The clinical significance of retinal vessels as a cardiovascular risk factor has been generally accepted.15, 16, 17, 18, 19, 20 Therefore, the assessment of vessel diameters is highly desirable. OCT technologies have greatly improved; however, future OCT technologies such as the combination of adaptive optics and OCT will have a higher resolution that will enable observation at the cellular level in the near future.21 Vessel measurement via fundus photography also has advantages, including simple and semiautomated measurement. However, the accuracy of fundus photography may be lower compared with that of OCT.22 Our new methodology involving intensity graph-assisted vessel measurements using SD-OCT may provide a new direction for future software development, which may in turn lead to automated vessel wall quantification on intensity graphs from SD-OCT scans. Thus, SD-OCT itself could be used as an alternative, noninvasive tool for assessing retinal vessels as a cardiovascular risk factor.

The strength of the present study was that the intensity graph-assisted measurements of vessel parameters could be a more objective measurement compared with a direct measurement using the Image J software (National Institutes of Health). The major limitation of our study was the lack of a comparison with previously validated vessel diameter measurements such as ‘IVAN’. It is essential to increase the reliability of measurements compared with conventional methods, but it was sometimes difficult to obtain complete information via the circular scan of OCT images of the top six arteries or veins by size. Thus, further studies are needed involving comparisons of arteriovenous ratios among selected subjects using high-quality images. The intereye correlation may have duplicated the effect on the value of the vessel parameter; therefore, the parameters of the vessel wall may have also affected by the participant factor. In this case, if one participant had a retinal vessel with a relatively large diameter, this could affect the mean value of retinal vessel parameter by a factor of two. The four major vessels from the disc in one eye showed different characteristics when measuring parameters. Therefore, each vessel may be able to be applied independently on a limited basis when accessing the reliability based on ICC. In addition, our study was comprised of a relatively small sample size, which resulted in a reduced representation of parameters such as arterial diameter.
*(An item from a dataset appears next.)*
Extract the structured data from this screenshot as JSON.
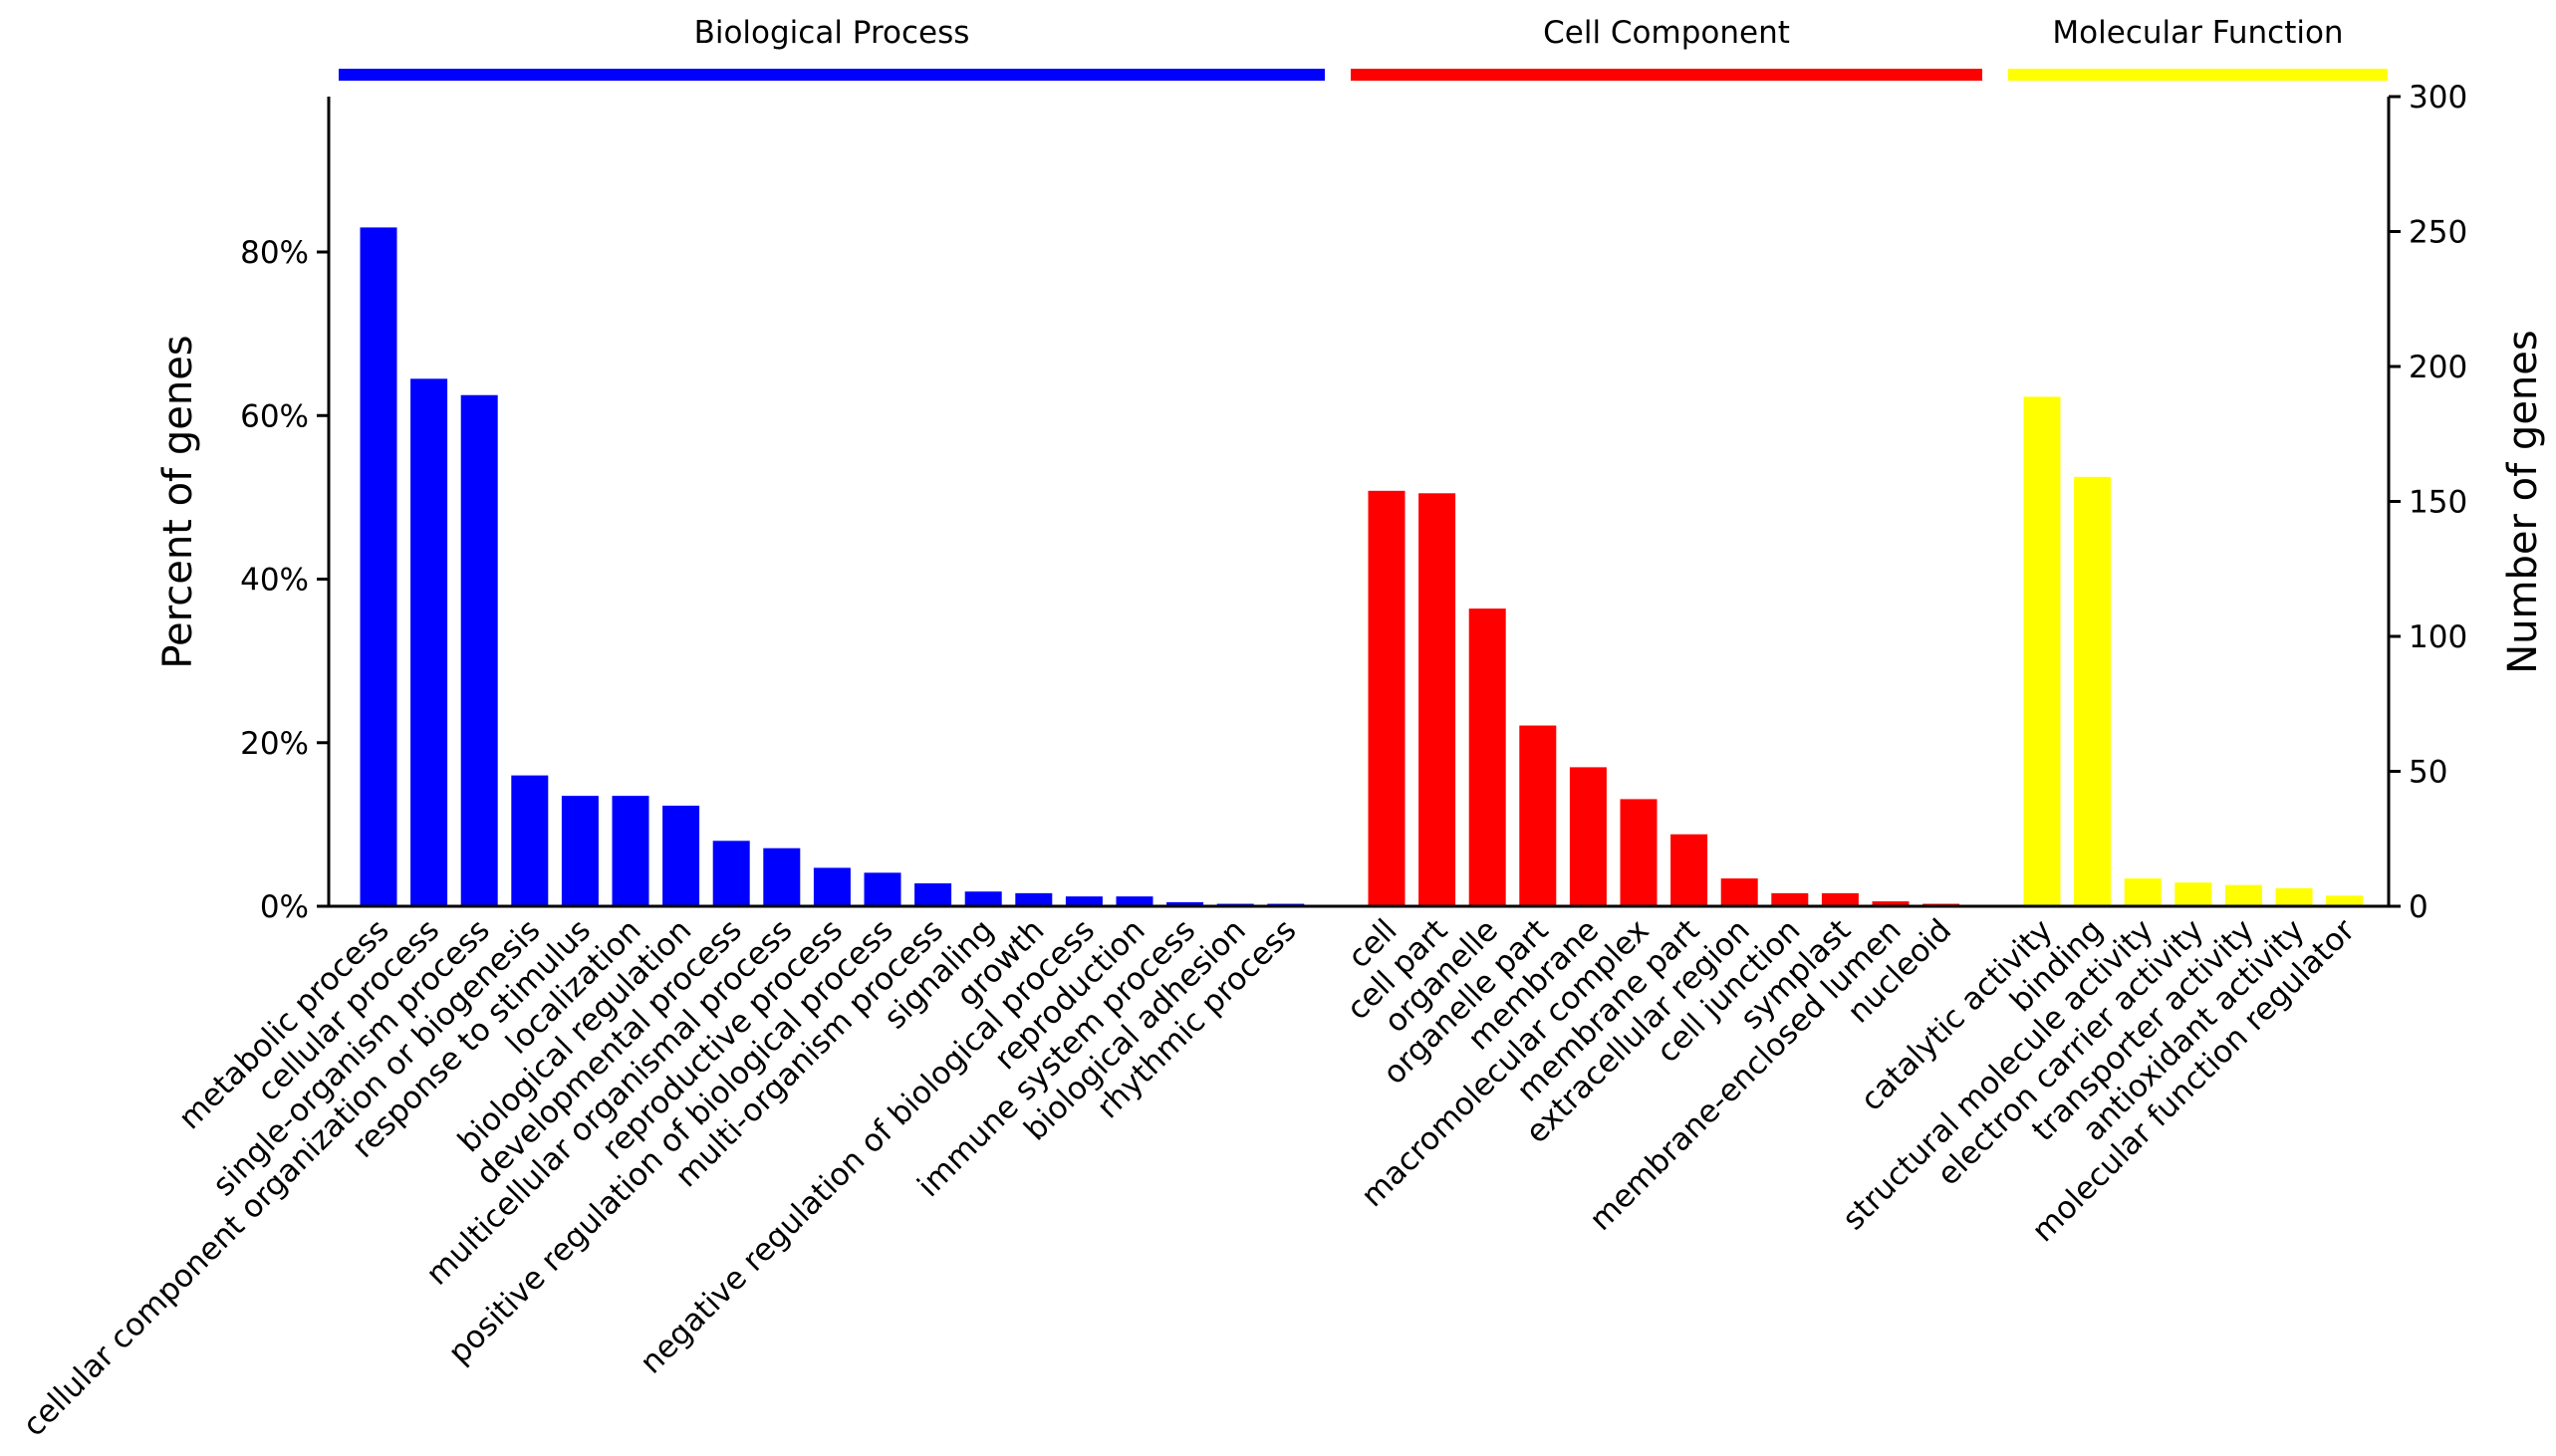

In conclusion, in the present study we have introduced new methodology involving intensity graph-assisted vessel measurements using SD-OCT, which provided more objective information in identifying vessel structure boundaries, compared with direct measurements using the Image J software (National Institutes of Health). Furthermore, measurements of vessel parameters, including the lumen and wall using SD-OCT, showed good reliability. However, reproducibility of outer wall thicknesses was the lowest compared with other vessel parameters, including lumen diameter, inner wall thickness, and the mean value of the inner and outer wall thicknesses. Therefore, an average value of the inner wall and outer walls, or the inner wall alone, were best in assessing the vessel, but caution is advised in using only the outer wall alone as representative of wall thickness.